26 En la adolescencia, Jérôme había intentado alejarse de la casa de sus padres y que su familia materna lo respaldara; pero su precaria pseudoautonomía fracasó muy pronto con momentos de fallas narcisistas acompañados de intentos de suicidio, seguidos de recuperaciones en el actuar. Adquiría progresivamente una suerte de desenvoltura en la marginalidad y se resignó a la inestabilidad, el poder de seducción, su aptitud para vivir de negocios más o menos lícitos o pequeños tráficos.

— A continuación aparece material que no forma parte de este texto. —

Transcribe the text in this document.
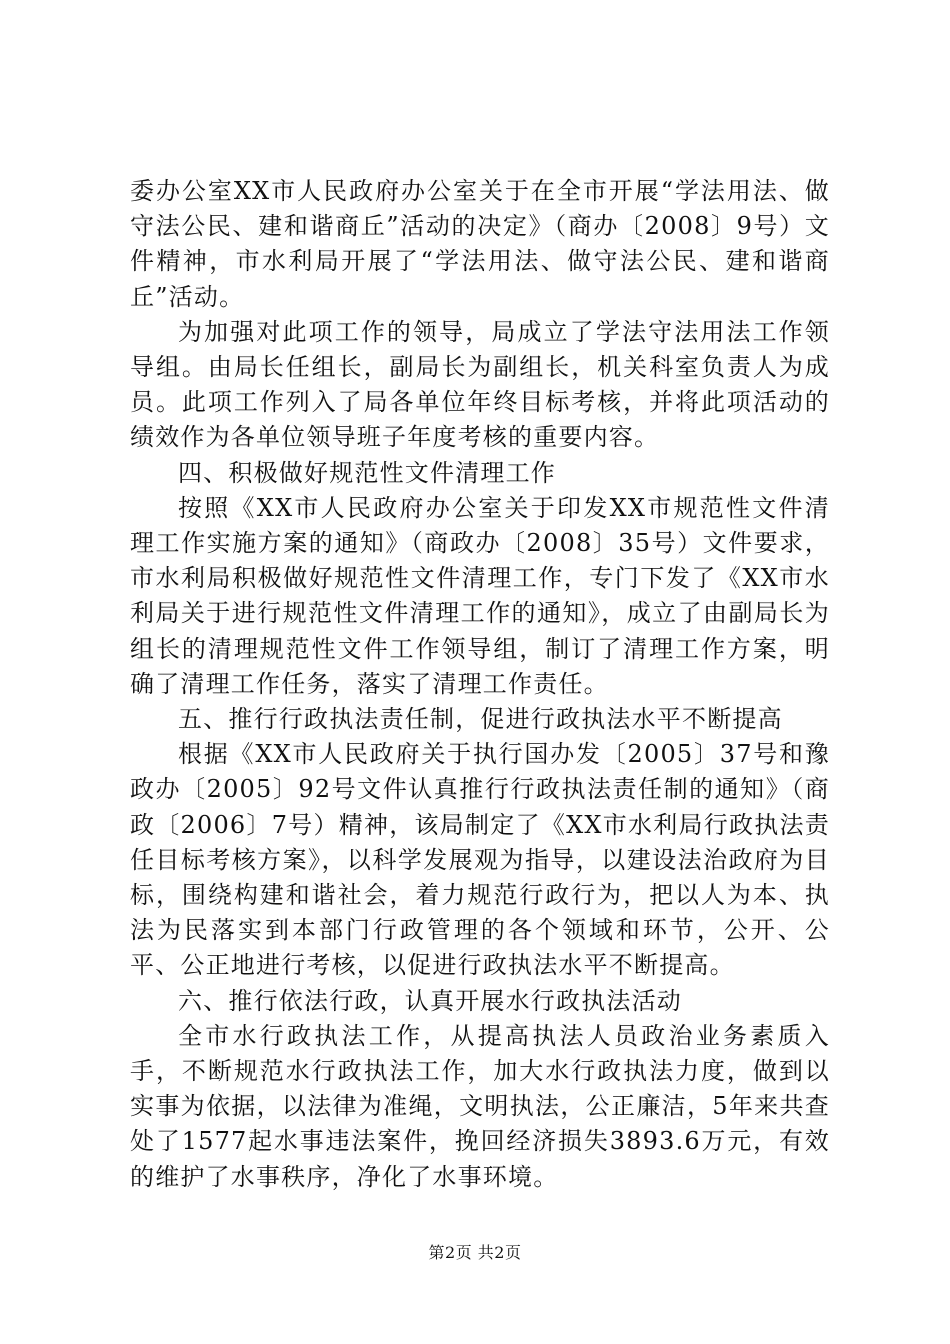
委办公室XX市人民政府办公室关于在全市开展“学法用法、做守法公民、建和谐商丘”活动的决定》（商办〔2008〕9号）文件精神，市水利局开展了“学法用法、做守法公民、建和谐商丘”活动。

为加强对此项工作的领导，局成立了学法守法用法工作领导组。由局长任组长，副局长为副组长，机关科室负责人为成员。此项工作列入了局各单位年终目标考核，并将此项活动的绩效作为各单位领导班子年度考核的重要内容。

四、积极做好规范性文件清理工作

按照《XX市人民政府办公室关于印发XX市规范性文件清理工作实施方案的通知》（商政办〔2008〕35号）文件要求，市水利局积极做好规范性文件清理工作，专门下发了《XX市水利局关于进行规范性文件清理工作的通知》，成立了由副局长为组长的清理规范性文件工作领导组，制订了清理工作方案，明确了清理工作任务，落实了清理工作责任。

五、推行行政执法责任制，促进行政执法水平不断提高

根据《XX市人民政府关于执行国办发〔2005〕37号和豫政办〔2005〕92号文件认真推行行政执法责任制的通知》（商政〔2006〕7号）精神，该局制定了《XX市水利局行政执法责任目标考核方案》，以科学发展观为指导，以建设法治政府为目标，围绕构建和谐社会，着力规范行政行为，把以人为本、执法为民落实到本部门行政管理的各个领域和环节，公开、公平、公正地进行考核，以促进行政执法水平不断提高。

六、推行依法行政，认真开展水行政执法活动

全市水行政执法工作，从提高执法人员政治业务素质入手，不断规范水行政执法工作，加大水行政执法力度，做到以实事为依据，以法律为准绳，文明执法，公正廉洁，5年来共查处了1577起水事违法案件，挽回经济损失3893.6万元，有效的维护了水事秩序，净化了水事环境。

第2页 共2页
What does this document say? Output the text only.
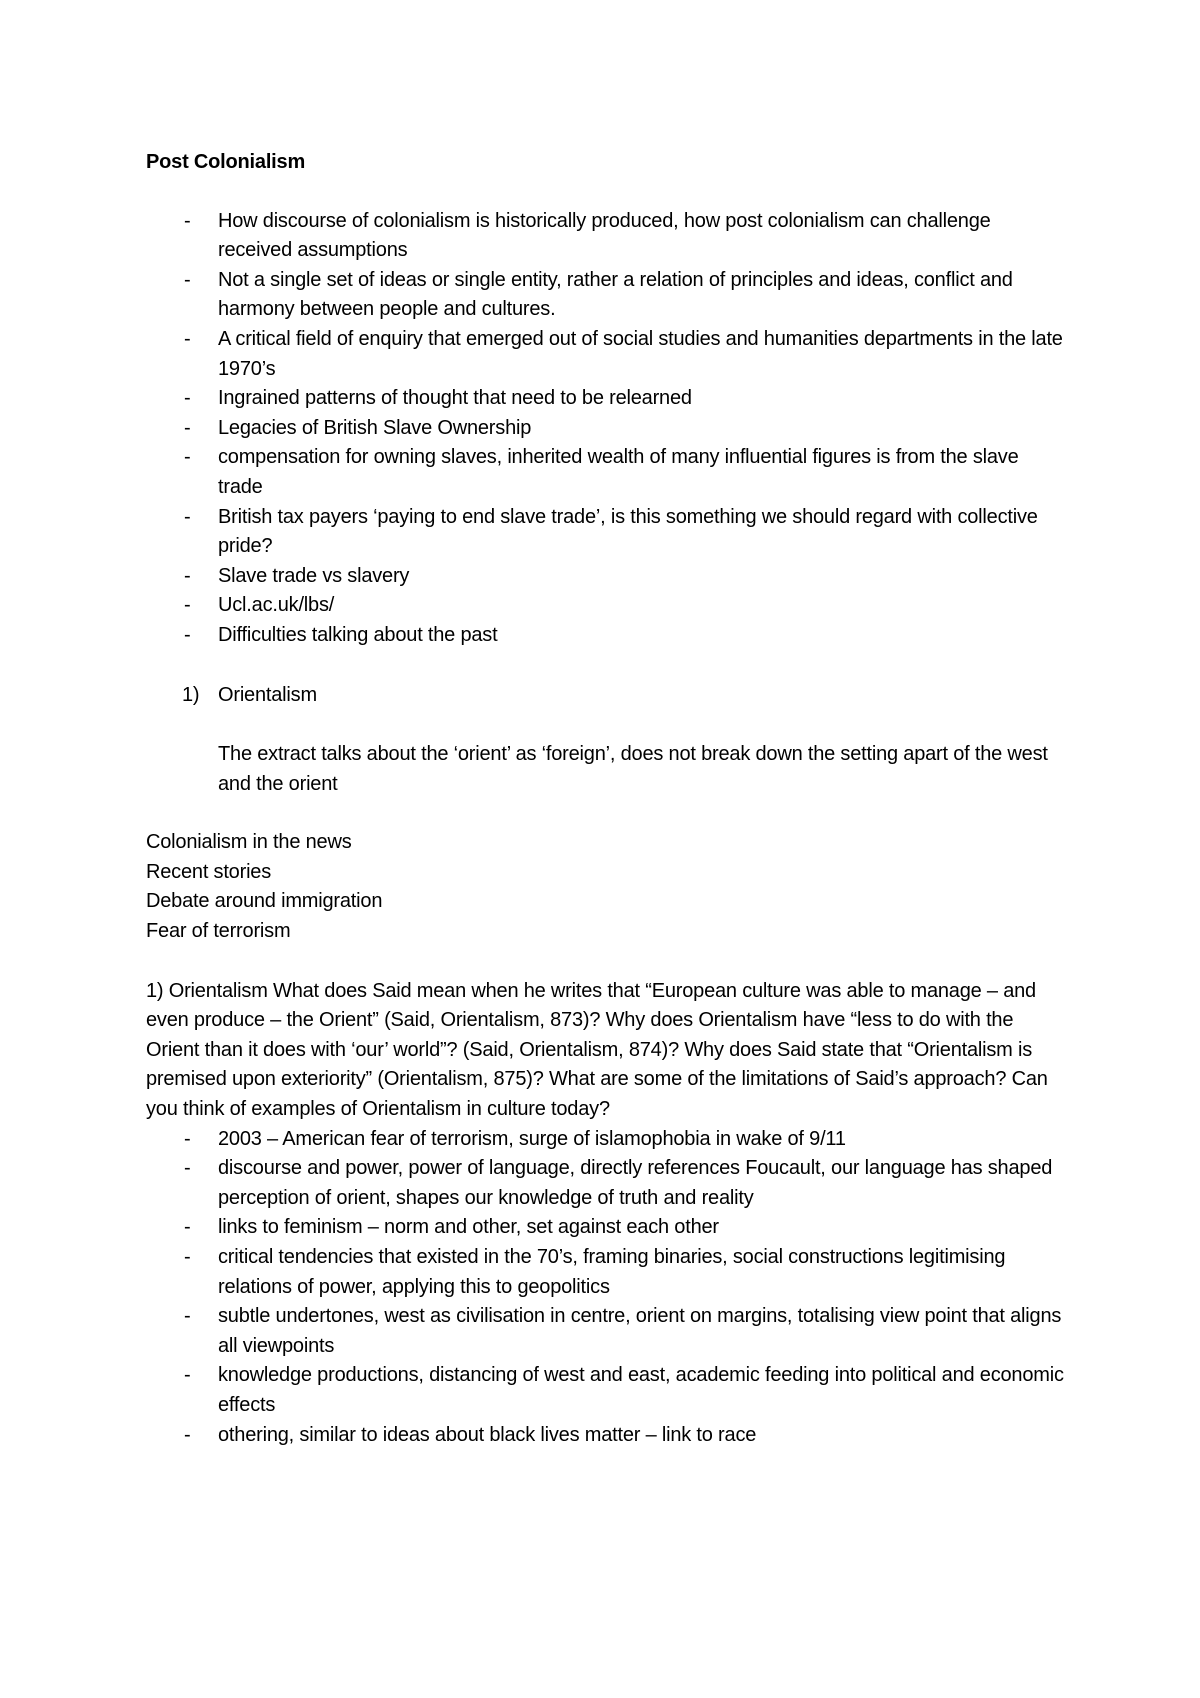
Post Colonialism
- How discourse of colonialism is historically produced, how post colonialism can challenge received assumptions
- Not a single set of ideas or single entity, rather a relation of principles and ideas, conflict and harmony between people and cultures.
- A critical field of enquiry that emerged out of social studies and humanities departments in the late 1970’s
- Ingrained patterns of thought that need to be relearned
- Legacies of British Slave Ownership
- compensation for owning slaves, inherited wealth of many influential figures is from the slave trade
- British tax payers ‘paying to end slave trade’, is this something we should regard with collective pride?
- Slave trade vs slavery
- Ucl.ac.uk/lbs/
- Difficulties talking about the past
1) Orientalism
The extract talks about the ‘orient’ as ‘foreign’, does not break down the setting apart of the west and the orient
Colonialism in the news
Recent stories
Debate around immigration
Fear of terrorism
1) Orientalism What does Said mean when he writes that “European culture was able to manage – and even produce – the Orient” (Said, Orientalism, 873)? Why does Orientalism have “less to do with the Orient than it does with ‘our’ world”? (Said, Orientalism, 874)? Why does Said state that “Orientalism is premised upon exteriority” (Orientalism, 875)? What are some of the limitations of Said’s approach? Can you think of examples of Orientalism in culture today?
- 2003 – American fear of terrorism, surge of islamophobia in wake of 9/11
- discourse and power, power of language, directly references Foucault, our language has shaped perception of orient, shapes our knowledge of truth and reality
- links to feminism – norm and other, set against each other
- critical tendencies that existed in the 70’s, framing binaries, social constructions legitimising relations of power, applying this to geopolitics
- subtle undertones, west as civilisation in centre, orient on margins, totalising view point that aligns all viewpoints
- knowledge productions, distancing of west and east, academic feeding into political and economic effects
- othering, similar to ideas about black lives matter – link to race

27 Jérôme comete su primer homicidio en este contexto de marginalidad psicopática. Comenzó como una agresión despreciable contra una mujer mayor que le opuso resistencia y a quien asfixió. Era el único crimen que recordaba de manera precisa; los demás, en cómo sucedieron y en su número, eran más o menos confusos: todo pasaba como si la dimensión utilitaria se volviera contingente en beneficio de las experiencias emocionales, al principio sorprendentes, luego buscadas activamente, y la primera «experiencia criminal» resultó ser la matriz de las siguientes.
28 Una vez más, Jérôme era preciso, con la minuciosidad del semiólogo: cuando era por dinero, lo decía; cuando era por algo más, también lo decía o al menos lo intentaba, pues no es tan sencillo caracterizar tales «afectos». ¿Placer? No exactamente, más bien el apaciguamiento de las tensiones y el alivio. Había también un sentimiento de elación: «Como si pudiera volar como un pájaro… Como en un sueño…». Había también una sensación física que no era el orgasmo, sino una especie de «espasmo», un poco comparable, según él, a un goce físico.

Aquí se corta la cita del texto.